He was the eldest son and heir of Sir Geoffrey Pole and Constance Packenham who had some claim to the English throne as a Plantagenet descendant of George, Duke of Clarence.
After the fall of his uncle, Henry Pole, Baron Montagu and his grandmother, Margaret, Countess of Salisbury, Arthur was imprisoned for a time.
He was imprisoned with his brothers, Edmund and Geoffrey, in the Tower of London from October 1562 or 1563 for conspiring to advance his own or Mary, Queen of Scots' claims to the throne of England.
[3] Arthur was imprisoned in the Beauchamp Tower, where an inscription can be found that reads: ‘Deo Servire / Penitentiam Inire / Fato Obedire / Regnare Est / A Poole / 1564 / IHS’ (‘To be subject to God, to enter upon penance, to be obedient to fate, is to reign, A Poole, 1564, Jesus’).

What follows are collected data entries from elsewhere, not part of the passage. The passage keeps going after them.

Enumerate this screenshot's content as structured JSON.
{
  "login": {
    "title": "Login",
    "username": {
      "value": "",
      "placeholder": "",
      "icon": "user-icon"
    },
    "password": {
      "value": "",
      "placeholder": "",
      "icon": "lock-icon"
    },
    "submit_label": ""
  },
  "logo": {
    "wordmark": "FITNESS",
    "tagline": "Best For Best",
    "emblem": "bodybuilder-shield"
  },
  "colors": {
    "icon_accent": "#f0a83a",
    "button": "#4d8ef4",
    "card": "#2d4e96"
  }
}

[1] Between 15 September 1562 and 27 January 1563, he married Mary Holland, who died before 16 November 1570, daughter of Sir Richard Holland of Denton, Lancashire, and wife Eleanor Harbottle, who was the widow of Sir Thomas Percy (attainted and executed in 1537), son of Henry Algernon Percy, 5th Earl of Northumberland and Catherine Spencer.